Nelson also produced a flashlight targeted for the truck driver known as the Stud-Lite, which was a Kel-Lite flashlight with a different name, and anodized finish. This model was also very popular and sold in truck stops, truck dealerships and parts houses.

The success of the Kel-Lite led to the rise of competition, primarily Maglite and Streamlight, who improved on Keller's basic concept. Streamlight opted for high-output models using rechargeable battery and halogen bulb technology. Maglite developed an improved switch and a variable-focus system, allowing a single light to be used for a high-intensity flashlight or wide-angle lantern.
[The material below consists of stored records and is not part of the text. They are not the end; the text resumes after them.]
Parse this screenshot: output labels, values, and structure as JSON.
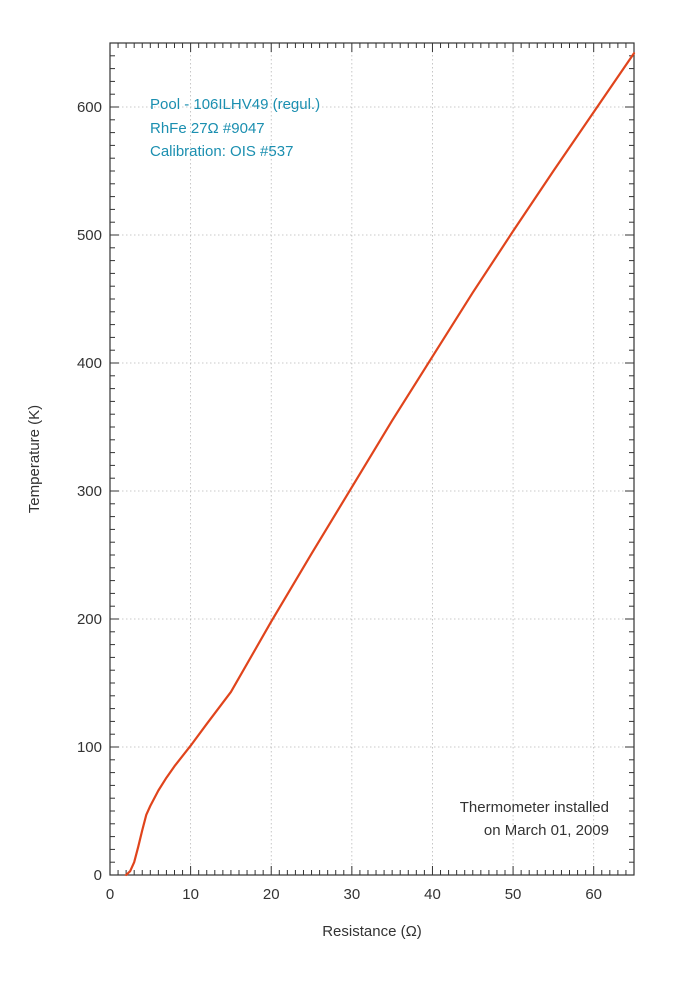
{
  "chart_data": {
    "type": "line",
    "xlabel": "Resistance (Ω)",
    "ylabel": "Temperature (K)",
    "xlim": [
      0,
      65
    ],
    "ylim": [
      0,
      650
    ],
    "xticks": [
      0,
      10,
      20,
      30,
      40,
      50,
      60
    ],
    "yticks": [
      0,
      100,
      200,
      300,
      400,
      500,
      600
    ],
    "grid": true,
    "series": [
      {
        "color": "#e0441c",
        "x": [
          2.0,
          2.5,
          3.0,
          3.5,
          4.0,
          4.5,
          5.0,
          6.0,
          7.0,
          8.0,
          9.0,
          10.0,
          12.0,
          15.0,
          20.0,
          25.0,
          30.0,
          35.0,
          40.0,
          45.0,
          50.0,
          55.0,
          60.0,
          65.0
        ],
        "y": [
          0,
          3,
          10,
          22,
          35,
          47,
          54,
          66,
          76,
          85,
          93,
          101,
          118,
          143,
          198,
          251,
          303,
          355,
          405,
          455,
          503,
          550,
          596,
          642
        ]
      }
    ],
    "annotations": {
      "top_left": [
        "Pool - 106ILHV49 (regul.)",
        "RhFe 27Ω #9047",
        "Calibration: OIS #537"
      ],
      "bottom_right": [
        "Thermometer installed",
        "on March 01, 2009"
      ]
    }
  }
}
Mag-Lite later developed their own high-output rechargeable, as the police market converted entirely to that style of flashlight. A decade later a new company, Laser Products, miniaturized the tactical flashlight with their SureFire series.

These more advanced and mass-produced products eventually took over the market. Kel-Lites were one of the more durable makes and large numbers are still in use today. They remain popular on the used market both as working flashlights and collectibles. A Kel-Lite torch was also mounted on the High Standard Model 10B bullpup shotgun.